Sen. Grassley: EpiPen maker overcharged taxpayers almost $1.3B
- Author: Annette Adams Jun 09, 2017,
Jun 09, 2017, 4:39
American taxpayers may have been overcharged by as much as $1.27 billion over a decade for the anti-allergy device EpiPen, a USA senator said Wednesday.
Grassley has pressed EpiPen maker Mylan and the Centers for Medicare and Medicaid Services (CMS) for documentation and answers on why EpiPen was misclassified under the Medicaid Drug Rebate Program, resulting in overcharges to the states and taxpayers. Chuck Grassley, chairman of the Senate Judiciary Committee, to inform the committee that Mylan may have swindled $1.27 billion from taxpayers over the past 10 years.
By law, pharmaceutical companies must reimburse 13 percent of the total cost of a generic drug that's paid for by Medicaid.
Only two days after CMS confirmed the misclassification of EpiPen, and before it could determine the true amount and extent of Mylan's overcharging, the drug company revealed the $465 million DOJ settlement in a regulatory filing with the Securities and Exchange Commission. According to The New York Times, the figure is almost 3 times the proposed settlement announced by Mylan in October. "Taxpayers have a right to know what happened here and to be repaid whatever they are owed".
Mylan took heat previous year for raising the price of the EpiPen six-fold to a total of $600 for two pens. The drug is used to save the lives of people with severe allergic reactions.
The company faced criticism earlier in 2016 over a price hike on the injectors.
Glassley blamed the Obama administration for not correcting the payment error and said the government "needs to do a much better job of holding companies to their commitments in federal health care programs".

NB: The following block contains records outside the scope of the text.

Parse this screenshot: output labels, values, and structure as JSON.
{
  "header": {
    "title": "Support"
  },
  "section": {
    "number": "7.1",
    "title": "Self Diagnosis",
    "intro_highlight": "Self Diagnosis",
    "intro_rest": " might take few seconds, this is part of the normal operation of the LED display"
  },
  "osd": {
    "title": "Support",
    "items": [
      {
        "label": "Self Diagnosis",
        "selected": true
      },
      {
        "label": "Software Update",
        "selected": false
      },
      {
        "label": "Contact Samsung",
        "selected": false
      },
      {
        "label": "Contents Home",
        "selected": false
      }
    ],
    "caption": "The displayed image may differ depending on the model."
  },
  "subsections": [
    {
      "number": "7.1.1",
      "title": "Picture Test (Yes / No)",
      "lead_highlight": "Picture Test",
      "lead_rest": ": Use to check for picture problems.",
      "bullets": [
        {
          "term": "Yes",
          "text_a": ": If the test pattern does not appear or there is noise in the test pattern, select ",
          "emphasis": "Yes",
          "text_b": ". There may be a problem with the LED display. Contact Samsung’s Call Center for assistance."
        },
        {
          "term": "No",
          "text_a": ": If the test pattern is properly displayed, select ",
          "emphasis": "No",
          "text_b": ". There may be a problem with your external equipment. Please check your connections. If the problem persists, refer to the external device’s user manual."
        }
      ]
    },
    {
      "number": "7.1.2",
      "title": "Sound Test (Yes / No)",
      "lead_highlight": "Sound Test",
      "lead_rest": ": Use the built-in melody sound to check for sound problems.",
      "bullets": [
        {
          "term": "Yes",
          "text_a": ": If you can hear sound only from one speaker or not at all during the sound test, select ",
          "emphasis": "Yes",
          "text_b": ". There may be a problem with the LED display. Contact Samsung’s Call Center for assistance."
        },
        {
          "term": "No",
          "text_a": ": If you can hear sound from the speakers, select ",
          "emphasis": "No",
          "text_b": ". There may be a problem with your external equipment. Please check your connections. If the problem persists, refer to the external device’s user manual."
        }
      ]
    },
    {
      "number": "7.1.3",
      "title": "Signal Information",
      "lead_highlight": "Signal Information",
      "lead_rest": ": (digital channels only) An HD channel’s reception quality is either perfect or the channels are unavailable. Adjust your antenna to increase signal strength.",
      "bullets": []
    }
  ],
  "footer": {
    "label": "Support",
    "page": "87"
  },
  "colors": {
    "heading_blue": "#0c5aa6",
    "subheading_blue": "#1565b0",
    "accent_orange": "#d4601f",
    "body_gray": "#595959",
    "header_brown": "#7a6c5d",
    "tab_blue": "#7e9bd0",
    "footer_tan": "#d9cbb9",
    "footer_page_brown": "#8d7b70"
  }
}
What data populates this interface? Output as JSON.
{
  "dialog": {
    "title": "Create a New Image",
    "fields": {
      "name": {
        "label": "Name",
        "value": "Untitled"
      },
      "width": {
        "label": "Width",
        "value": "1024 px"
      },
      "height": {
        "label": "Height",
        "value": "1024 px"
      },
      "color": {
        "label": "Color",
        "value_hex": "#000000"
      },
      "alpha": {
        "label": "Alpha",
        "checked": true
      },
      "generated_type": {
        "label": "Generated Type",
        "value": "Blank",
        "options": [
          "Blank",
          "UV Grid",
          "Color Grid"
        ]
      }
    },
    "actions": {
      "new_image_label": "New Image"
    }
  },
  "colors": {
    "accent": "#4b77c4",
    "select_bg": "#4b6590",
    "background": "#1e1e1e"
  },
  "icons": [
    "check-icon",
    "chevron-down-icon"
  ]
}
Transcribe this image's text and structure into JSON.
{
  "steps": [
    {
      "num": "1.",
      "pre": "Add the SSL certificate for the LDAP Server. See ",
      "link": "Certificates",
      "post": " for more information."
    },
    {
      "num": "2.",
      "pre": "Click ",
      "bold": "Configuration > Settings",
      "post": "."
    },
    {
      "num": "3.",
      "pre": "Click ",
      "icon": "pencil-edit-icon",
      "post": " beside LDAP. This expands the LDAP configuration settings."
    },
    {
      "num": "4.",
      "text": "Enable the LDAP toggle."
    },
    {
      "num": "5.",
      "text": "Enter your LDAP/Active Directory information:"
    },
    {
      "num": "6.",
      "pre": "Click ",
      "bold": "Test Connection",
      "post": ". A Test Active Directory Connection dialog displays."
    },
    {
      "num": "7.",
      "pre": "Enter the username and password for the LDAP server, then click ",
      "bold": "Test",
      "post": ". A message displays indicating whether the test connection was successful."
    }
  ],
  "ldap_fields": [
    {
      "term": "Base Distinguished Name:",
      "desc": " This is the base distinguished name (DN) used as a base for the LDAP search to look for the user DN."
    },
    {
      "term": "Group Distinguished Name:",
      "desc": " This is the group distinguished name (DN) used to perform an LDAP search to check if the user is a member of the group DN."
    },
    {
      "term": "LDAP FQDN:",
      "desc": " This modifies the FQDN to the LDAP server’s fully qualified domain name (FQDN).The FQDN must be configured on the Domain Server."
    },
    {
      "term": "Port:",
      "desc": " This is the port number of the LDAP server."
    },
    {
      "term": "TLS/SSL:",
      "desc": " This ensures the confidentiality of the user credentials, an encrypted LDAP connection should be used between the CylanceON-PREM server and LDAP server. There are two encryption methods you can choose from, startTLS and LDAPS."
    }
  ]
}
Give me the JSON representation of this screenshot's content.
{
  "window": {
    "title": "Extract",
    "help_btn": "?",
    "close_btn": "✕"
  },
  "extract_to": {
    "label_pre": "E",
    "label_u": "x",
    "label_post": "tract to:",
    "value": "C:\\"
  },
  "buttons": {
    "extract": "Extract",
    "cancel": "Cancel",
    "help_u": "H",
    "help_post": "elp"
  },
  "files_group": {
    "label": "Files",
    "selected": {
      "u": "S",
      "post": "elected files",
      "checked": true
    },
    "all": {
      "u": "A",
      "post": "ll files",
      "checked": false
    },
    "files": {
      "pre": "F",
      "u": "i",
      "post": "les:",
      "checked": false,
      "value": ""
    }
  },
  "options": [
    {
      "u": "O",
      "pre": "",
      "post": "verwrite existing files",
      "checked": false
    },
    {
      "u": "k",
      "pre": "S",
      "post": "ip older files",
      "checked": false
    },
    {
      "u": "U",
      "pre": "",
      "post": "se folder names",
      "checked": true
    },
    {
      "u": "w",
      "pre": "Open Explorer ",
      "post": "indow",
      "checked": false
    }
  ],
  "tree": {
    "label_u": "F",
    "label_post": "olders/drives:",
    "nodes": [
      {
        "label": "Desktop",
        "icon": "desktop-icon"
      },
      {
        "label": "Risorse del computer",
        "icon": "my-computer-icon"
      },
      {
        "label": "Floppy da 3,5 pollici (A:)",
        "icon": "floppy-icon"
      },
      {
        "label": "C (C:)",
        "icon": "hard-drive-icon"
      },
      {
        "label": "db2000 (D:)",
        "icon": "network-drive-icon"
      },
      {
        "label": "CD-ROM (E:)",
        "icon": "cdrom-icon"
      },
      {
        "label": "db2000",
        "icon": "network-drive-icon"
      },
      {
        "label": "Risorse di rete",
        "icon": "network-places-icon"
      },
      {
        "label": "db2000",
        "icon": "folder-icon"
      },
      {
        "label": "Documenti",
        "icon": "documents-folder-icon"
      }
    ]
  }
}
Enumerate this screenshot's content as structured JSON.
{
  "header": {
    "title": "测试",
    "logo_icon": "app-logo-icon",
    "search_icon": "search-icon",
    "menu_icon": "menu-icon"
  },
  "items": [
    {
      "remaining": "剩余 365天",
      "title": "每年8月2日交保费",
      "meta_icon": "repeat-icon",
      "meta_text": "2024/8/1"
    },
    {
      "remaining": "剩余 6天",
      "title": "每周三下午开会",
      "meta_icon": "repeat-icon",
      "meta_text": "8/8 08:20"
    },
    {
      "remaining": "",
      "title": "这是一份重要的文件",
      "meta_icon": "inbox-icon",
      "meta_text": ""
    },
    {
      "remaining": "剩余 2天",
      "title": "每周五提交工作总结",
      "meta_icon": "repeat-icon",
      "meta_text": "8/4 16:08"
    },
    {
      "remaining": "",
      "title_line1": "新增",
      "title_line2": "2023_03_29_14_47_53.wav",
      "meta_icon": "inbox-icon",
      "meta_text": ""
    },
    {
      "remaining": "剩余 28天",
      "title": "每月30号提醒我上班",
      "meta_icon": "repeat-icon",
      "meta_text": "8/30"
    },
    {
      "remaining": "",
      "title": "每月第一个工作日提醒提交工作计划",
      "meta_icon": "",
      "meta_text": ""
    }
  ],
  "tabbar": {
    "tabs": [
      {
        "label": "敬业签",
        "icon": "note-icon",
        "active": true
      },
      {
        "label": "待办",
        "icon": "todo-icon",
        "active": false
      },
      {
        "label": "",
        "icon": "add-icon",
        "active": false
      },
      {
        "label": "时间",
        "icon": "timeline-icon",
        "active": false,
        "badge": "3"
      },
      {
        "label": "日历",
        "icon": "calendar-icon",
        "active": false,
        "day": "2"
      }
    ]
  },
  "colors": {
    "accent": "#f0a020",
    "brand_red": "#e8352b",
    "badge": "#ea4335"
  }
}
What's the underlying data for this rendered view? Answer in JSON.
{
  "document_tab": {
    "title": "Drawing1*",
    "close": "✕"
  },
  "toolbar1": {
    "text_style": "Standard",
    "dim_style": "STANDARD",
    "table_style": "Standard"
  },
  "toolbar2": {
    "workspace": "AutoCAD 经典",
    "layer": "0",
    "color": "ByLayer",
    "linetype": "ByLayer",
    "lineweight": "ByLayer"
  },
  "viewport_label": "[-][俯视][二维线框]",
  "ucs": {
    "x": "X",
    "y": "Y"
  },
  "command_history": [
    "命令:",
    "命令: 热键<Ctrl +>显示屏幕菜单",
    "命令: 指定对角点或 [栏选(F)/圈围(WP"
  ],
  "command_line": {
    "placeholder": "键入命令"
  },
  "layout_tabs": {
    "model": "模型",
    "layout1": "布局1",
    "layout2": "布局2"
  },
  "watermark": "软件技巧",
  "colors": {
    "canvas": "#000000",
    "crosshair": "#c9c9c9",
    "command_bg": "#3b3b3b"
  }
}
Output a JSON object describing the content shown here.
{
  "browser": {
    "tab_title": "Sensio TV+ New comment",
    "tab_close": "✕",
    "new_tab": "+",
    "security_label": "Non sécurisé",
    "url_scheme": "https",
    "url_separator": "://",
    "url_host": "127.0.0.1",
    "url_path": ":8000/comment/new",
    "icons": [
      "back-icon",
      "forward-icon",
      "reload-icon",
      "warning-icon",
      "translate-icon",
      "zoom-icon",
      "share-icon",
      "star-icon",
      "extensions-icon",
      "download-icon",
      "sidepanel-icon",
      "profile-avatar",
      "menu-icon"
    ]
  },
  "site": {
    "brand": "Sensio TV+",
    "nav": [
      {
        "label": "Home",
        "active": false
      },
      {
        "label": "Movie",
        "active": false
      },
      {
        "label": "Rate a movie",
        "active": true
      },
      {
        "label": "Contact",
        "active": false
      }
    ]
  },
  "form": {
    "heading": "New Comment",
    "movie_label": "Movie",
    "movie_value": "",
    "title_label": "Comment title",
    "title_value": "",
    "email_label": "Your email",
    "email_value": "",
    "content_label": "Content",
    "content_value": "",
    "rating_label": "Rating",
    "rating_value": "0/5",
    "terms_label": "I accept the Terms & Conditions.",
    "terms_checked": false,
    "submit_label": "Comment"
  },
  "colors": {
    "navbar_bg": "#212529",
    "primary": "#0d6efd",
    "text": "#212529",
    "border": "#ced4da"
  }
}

"During Mr. Coury's long tenure, Mylan has delivered strong financial performance and shareholder growth, and his new compensation structure continues to be aligned with the [company's] stock performance while providing shareholders with the benefit of his continued leadership and guidance in setting Mylan's strategic direction", the company said. Drugs can be classified as either brand name or generic by the pharmaceutical companies, and they pay rebates to the program accordingly. In addition, if the EpiPen had been classified as a brand-name product, Mylan would have been required to pay inflation-related rebate amounts for the EpiPen if its price increased faster than the rate of inflation.